Esiste un alfabeto dentro di noi, a quanto pare, scritto molto prima che noi imparassimo a leggere e a scrivere. Alfabeto di impulsi visivi e auditivi che riceviamo, immagazziniamo, organizziamo. L’alfabeto che ogni animale ha dentro di sé.
The Company ci riconduce a questo livello primitivo. E ci fa sentire forte come alcune dimensioni che oggi tendiamo a dimenticare, dettino in realtà gran parte della nostra vita.
Non mi sembra così determinante la scelta di girare in digitale, anche se forse meriterebbe un discorso a parte, quanto la scelta visiva globale del film. The Company è secondo me un film sullo spazio e sulla nostra esperienza dello spazio. La danza come conoscenza dello spazio dentro e fuori di noi. Ho letto di tutto su questo film: che la storia è inesistente, che il film stesso è inutile, che non c’è profilo nei personaggi. E in un certo senso qualcosa di vero c’è.
Altman frequentemente sembra non andare da nessuna parte. Finché non ci si rende conto che le mete verso le quali tende non sono quelle abituali in un film, specie se americano, ma non per questo sono assenti: sono più fini, più sottili. E come si fa certe volte per paura, o per insicurezza, tendiamo a dire che le cose che non vediamo non ci sono. E’ un po’ il destino di Altman. D’altro canto è evidente: Altman è ironico sempre e comunque. L’ironia è appunto l’arte di dire due cose contrarie nello stesso momento. E di farlo con chiarezza. Questo chiede essenzialmente la presenza di un pubblico. Che completi il film cogliendo la parte contraria, ciò che viene detto intanto che viene detta un’altra cosa…
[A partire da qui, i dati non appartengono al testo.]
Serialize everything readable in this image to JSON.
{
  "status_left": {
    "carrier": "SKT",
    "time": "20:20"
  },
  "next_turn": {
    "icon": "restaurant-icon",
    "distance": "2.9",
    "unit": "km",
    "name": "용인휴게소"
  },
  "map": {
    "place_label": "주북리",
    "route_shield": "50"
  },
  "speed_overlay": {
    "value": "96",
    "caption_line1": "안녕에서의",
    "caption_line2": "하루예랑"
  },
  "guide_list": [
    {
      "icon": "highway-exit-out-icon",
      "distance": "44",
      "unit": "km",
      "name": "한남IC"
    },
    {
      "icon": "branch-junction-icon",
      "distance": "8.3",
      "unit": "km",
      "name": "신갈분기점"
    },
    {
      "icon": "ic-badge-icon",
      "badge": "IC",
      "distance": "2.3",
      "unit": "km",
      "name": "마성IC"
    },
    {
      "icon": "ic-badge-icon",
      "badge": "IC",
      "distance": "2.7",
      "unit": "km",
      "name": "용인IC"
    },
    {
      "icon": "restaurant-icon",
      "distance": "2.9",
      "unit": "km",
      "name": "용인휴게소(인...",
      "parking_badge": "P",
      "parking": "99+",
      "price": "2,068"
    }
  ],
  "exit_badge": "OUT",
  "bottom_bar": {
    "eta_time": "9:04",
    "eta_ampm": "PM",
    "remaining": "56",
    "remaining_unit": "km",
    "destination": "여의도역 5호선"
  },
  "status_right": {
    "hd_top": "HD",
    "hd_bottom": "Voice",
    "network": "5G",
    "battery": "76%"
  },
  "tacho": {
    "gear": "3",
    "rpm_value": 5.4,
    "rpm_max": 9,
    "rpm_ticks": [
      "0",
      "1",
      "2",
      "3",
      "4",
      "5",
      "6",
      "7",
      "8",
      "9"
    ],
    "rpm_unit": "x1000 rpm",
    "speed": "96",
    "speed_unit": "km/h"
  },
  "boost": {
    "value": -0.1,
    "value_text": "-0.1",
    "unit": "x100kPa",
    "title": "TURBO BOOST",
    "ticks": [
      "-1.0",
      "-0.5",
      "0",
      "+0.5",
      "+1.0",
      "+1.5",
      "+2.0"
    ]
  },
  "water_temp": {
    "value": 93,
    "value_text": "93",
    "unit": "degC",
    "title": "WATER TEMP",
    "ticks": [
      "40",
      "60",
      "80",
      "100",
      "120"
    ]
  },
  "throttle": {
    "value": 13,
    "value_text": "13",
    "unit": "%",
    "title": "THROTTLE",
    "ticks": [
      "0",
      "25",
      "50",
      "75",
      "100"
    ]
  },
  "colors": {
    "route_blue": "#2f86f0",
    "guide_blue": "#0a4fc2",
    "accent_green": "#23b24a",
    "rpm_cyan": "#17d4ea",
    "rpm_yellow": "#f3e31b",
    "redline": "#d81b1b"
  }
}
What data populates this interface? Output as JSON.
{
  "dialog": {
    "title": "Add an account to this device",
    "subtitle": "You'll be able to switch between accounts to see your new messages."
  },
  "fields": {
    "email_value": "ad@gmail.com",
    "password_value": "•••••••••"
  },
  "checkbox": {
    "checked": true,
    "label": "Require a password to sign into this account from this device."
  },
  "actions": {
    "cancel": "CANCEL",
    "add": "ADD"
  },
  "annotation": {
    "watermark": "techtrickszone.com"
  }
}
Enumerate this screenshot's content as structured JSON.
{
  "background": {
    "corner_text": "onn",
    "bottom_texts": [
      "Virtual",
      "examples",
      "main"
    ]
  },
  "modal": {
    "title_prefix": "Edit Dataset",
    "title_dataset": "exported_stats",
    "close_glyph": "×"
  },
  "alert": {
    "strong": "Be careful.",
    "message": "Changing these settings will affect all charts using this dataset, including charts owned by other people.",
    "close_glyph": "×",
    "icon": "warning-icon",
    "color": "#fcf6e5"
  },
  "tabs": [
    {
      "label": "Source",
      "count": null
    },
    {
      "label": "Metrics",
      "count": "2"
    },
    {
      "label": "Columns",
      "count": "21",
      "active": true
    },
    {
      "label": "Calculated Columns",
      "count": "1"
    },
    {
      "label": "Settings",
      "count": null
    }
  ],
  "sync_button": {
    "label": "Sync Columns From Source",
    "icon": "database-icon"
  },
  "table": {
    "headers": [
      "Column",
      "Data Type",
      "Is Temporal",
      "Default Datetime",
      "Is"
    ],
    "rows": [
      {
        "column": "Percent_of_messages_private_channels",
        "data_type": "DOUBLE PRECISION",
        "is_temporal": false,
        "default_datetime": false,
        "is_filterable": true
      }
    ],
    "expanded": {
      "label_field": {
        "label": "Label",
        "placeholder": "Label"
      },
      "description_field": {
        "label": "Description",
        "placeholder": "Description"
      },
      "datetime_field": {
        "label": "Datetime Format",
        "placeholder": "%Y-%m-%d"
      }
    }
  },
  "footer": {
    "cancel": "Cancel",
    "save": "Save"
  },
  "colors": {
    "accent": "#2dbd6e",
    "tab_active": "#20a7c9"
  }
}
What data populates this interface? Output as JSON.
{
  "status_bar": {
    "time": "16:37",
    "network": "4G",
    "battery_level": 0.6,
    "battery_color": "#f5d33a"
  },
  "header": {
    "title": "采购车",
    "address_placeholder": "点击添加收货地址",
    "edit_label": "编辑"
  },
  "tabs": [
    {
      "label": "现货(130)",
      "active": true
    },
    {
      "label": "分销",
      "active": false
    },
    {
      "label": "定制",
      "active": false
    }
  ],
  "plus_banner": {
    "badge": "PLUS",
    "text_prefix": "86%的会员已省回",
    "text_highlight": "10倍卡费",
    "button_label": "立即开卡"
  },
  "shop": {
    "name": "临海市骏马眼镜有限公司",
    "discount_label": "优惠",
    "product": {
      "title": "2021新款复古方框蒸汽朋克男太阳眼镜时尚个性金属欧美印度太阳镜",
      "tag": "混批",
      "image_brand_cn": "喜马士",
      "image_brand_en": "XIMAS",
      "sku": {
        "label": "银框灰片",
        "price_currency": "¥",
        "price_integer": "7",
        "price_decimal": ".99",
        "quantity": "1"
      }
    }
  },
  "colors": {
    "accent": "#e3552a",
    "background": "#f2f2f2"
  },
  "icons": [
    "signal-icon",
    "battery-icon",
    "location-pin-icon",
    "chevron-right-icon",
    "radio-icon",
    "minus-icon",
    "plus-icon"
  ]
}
L’altro è l’ottica con cui è girato: il grandangolo. Tutto a fuoco, quasi sempre. Grandi spazi. Movimenti morbidissimi di macchina. I personaggi sono in un punto a metà tra noi e la fine dello spazio, che sia un muro o un sipario o una finestra. Questo rende i loro drammi comunque distanti, comunque immersi e compresi in qualcosa di più ampio di loro di cui a volte nemmeno loro sembrano consapevoli.
Torno sul grandangolo: girare tutto a fuoco comporta che il personaggio non si stagli mai sul fondo della realtà che lo circonda. In qualche modo quando vedo un personaggio a fuoco su un fondo sfuocato, entro in lui, mi sento in intimità con lui, l’intimità è appunto un momento privato rispetto a tutto il resto. Il nitore continuo di questo film (teoricamente assurdo, se si pensa che si parla di artisti, con un mondo interiore di solito ipertrofico) non dice che questi personaggi sono superficiali , per tornare ai commenti che citavo, né che sono inutili. Dice che il loro mondo interiore è vomitato all’esterno, che sono incapaci di protezione delle proprie emozioni. Eccoli infatti corrersi dietro visceralmente dall’inizio alla fine del film. Ognuno di loro è l’intimità dell’altro.
E poi… la bellezza. Il difficile tema della bellezza che non deve mai essere decorativa. Il fatto è, sembra, che l’esito di tutto questo affannarsi, sudare, spingersi, faticare, è compreso in un senso più ampio, che è sempre di grande respiro, un respiro che non vediamo perché ne siamo parte. E’ il balletto finito, spettacolare, travolgente, ma mai per noi che lo balliamo. E’ un regalo. Siamo destinati a dimenarci nella dura danza della nostra vita sempre a beneficio di qualcun altro che ne coglie la bellezza da un punto di vista lontano.
In conclusione, il meta – linguaggio di Altman mette i suoi personaggi contro il suo sguardo su di loro. Una lezione di cinema e credo anche di umanità. Un esercizio insolito: camminare per strada e sentire lo spazio davanti, sopra, sotto e dietro di noi. E il tempo, che ci ha partoriti e ci supererà, che in questo momento ci accoglie.